Il VISIONARIO è solitamente un individuo con gravi turbe psichiche (schizofrenia in primis) che lo portano a soffrire di violente allucinazioni. In queste allucinazioni, che possono essere sia visive che uditive, crede di ricevere un messaggio divino, extraterrestre o comunque di un’entità suprema e superiore (solitamente Dio o Satana). La giustificazione che adduce alla sua condotta, è quella di un atto dovuto e di obbedienza, in funzione di un disegno superiore per il quale lui è stato scelto come tramite. Spesso si tratta di individui che hanno avuto un’educazione religiosa vigorosa e orientata al fanatismo. La maggior parte di essi presenta un quadro psichiatrico particolarmente complicato, con diagnosi di schizofrenia, paranoia e disturbi allucinatori.

Il DOMINATORE è il killer che ha bisogno di sentire il controllo sulla propria vittima, e che arriva ad ucciderla come sublimazione del controllo stesso, oppure perchè, essendo spesso un individuo socialmente inadeguato, non ha altro modo per poter controllarla e poterne disporre a suo piacimento. Non è raro che utilizzi droghe o alcool per arrivare a neutralizzare le resistenze ed anche in questo caso sono frequenti parafilie post-mortem, cannibalismo in special modo. L’eventuale stupro, mutilazione e/o altri atti inflitti al cadavere, in questo caso non hanno una vera e propria attinenza al soddisfacimento della sfera sessuale ma solo al totale controllo sulla vittima e all’idea di onnipotenza che ha di sè stesso.

Nel corso del tempo però si è visto che questo tipo di classificazione, sebbene potesse indicare il tipo di persona che si stava cercando, non serviva ad “uniformare” il giudizio degli inquirenti, i cui rapporti operativi spesso traboccavano di termini psichiatrici e medici. Si rese quindi necessaria un’ulteriore suddivisione degli assassini seriali. L’FBI così stilò un quadro, in cui classificava le diverse tipologie di serial killer sulla base del modus operandi e di come si presentava la scena del crimine. In questo caso le categorie si riducono a due: l’omicida organizzato e l’omicida disorganizzato. Sulla base del materiale raccolto durante le interviste agli stessi serial killer, sono stati stilate le caratteristiche predominanti dell’una e dell’altra tipologia.
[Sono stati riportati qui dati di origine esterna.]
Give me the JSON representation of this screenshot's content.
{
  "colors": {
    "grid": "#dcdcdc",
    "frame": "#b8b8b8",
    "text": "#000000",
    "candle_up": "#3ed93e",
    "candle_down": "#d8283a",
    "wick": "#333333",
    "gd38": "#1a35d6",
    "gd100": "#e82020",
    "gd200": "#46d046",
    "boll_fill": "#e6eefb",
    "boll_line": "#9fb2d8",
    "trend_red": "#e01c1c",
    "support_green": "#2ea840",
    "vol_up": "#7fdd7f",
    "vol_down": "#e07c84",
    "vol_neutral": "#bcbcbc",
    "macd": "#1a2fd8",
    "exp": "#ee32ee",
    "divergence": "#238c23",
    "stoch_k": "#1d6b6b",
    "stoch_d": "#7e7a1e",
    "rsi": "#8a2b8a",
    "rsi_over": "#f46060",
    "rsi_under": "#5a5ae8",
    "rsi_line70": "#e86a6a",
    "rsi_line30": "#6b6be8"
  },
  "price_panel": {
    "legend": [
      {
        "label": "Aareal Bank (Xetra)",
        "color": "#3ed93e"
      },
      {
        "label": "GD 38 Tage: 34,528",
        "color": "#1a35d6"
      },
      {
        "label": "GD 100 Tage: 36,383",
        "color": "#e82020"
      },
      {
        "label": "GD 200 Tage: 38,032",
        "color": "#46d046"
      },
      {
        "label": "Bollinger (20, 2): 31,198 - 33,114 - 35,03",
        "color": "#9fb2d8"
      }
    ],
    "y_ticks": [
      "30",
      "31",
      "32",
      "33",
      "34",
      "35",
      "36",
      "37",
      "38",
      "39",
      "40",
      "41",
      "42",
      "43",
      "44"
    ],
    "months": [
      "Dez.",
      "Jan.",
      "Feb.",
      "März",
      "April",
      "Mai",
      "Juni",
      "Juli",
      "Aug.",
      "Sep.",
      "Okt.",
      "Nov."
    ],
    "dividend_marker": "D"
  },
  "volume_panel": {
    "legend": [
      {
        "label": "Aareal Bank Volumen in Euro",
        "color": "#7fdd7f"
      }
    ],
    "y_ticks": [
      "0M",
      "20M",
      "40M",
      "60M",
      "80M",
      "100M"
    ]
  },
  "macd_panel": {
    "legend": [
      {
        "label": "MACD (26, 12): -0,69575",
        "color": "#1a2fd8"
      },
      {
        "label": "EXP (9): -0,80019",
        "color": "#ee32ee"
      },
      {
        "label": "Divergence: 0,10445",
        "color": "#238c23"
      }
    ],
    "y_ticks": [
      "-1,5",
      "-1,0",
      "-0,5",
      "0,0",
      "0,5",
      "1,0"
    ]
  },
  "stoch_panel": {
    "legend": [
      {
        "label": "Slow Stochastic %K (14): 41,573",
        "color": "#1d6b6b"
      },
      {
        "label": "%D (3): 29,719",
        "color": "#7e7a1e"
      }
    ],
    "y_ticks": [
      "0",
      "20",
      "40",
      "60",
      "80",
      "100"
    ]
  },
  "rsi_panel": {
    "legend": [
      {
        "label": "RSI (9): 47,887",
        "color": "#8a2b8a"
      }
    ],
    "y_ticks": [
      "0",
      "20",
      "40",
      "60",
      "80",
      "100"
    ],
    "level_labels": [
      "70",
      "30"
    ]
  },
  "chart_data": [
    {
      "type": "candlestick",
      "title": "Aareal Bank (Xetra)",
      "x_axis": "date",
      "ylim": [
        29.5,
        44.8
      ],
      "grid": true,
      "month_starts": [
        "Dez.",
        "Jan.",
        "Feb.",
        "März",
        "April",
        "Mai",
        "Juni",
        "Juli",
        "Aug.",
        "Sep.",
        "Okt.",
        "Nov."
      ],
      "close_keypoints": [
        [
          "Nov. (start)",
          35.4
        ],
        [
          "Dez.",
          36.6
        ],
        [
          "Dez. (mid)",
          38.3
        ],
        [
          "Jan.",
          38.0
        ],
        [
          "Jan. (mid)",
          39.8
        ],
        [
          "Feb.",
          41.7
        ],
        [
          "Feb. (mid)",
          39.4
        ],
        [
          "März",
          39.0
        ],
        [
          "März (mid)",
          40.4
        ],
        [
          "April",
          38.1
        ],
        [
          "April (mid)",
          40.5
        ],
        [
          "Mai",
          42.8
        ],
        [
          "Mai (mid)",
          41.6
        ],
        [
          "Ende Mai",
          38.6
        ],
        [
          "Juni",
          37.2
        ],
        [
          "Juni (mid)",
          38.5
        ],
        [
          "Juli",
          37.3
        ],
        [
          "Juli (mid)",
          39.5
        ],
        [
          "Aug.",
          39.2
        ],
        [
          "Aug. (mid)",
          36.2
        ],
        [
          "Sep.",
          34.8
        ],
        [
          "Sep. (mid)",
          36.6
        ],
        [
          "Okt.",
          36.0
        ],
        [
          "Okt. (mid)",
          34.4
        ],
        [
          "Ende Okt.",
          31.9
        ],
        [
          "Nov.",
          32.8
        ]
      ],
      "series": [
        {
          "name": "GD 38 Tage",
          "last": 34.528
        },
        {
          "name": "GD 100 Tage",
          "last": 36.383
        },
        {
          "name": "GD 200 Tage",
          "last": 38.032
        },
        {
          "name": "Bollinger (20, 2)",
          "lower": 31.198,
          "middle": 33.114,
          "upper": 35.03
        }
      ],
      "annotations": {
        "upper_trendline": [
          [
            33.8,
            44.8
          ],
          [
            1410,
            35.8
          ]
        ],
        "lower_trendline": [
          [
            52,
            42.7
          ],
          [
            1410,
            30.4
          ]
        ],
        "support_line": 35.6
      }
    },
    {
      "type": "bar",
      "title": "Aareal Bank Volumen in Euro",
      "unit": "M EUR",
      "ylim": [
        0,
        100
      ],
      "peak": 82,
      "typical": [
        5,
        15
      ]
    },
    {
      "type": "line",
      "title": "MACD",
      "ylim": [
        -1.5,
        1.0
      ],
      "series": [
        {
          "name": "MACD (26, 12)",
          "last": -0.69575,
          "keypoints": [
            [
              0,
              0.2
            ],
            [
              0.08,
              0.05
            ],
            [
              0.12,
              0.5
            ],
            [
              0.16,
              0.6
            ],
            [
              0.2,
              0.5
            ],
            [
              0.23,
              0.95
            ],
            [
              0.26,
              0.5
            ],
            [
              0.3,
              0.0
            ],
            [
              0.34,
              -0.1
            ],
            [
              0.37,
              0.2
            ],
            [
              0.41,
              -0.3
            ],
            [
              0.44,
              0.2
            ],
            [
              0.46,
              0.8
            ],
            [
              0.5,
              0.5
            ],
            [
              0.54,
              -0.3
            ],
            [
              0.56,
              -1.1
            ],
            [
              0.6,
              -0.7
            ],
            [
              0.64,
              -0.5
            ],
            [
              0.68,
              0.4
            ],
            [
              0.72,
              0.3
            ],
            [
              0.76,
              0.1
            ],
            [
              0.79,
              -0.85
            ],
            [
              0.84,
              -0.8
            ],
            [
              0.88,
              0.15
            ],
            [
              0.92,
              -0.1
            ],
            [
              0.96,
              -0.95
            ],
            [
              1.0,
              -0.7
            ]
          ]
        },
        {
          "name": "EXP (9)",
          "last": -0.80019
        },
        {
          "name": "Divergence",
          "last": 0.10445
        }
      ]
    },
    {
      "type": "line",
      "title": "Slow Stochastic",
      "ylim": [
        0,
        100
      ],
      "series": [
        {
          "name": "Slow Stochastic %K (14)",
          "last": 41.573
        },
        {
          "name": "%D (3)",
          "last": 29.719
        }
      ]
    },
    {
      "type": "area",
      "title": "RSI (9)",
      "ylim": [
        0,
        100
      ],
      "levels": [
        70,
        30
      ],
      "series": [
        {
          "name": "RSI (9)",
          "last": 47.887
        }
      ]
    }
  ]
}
  • ORGANIZZATO: E’ un individuo sessualmente adeguato, di intelligenza media o superiore alla norma. E’ integrato nella società e svolge lavori che richiedono abilità. Spesso occupa un alto grado di genitura, quasi sempre primogenito, ed ha avuto un’educazione in cui la disciplina era pressoche inesistente. Possiede un mezzo di trasporto in buone condizioni e, solitamente, vive con il partner. Pianifica l’aggressione, fa uso di alcool o droghe e mantiene un controllo delle emozioni durante l’atto criminoso. Esige una vittima che sia sottomessa al suo volere, sulla quale compie atti violenti prima della morte. Si rivolge ad individui sconosciuti. Trasporta la vittima in un posto che gli dia tranquillità e tende a nasconderne il cadavere. Sicuramente seguirà l’evolversi delle indagini attraverso i media. Non lascia armi o tracce sul luogo del rinvenimento del cadavere.
  • DISORGANIZZATO: Sessualmente inadeguato e di intelligenza inferiore alla norma. Quasi sempre estromesso dal contesto sociale, svolge lavori preferibilmente manuali o ripetitivi, che non richiedono specializzazione o abilità. Conosce la vittima e preferisce depersonalizzarla dopo la morte (ad esempio coprendole il volto) senza preoccuparsi di nasconderne il cadavere. Durante l’aggressione perde il controllo delle emozioni, lasciando tracce o prove sulla scena. Compie spesso atti sessuali sulla vittima solo dopo la morte di quest’utlima. Vive solo e quasi sempre vicino alla scena del crimine.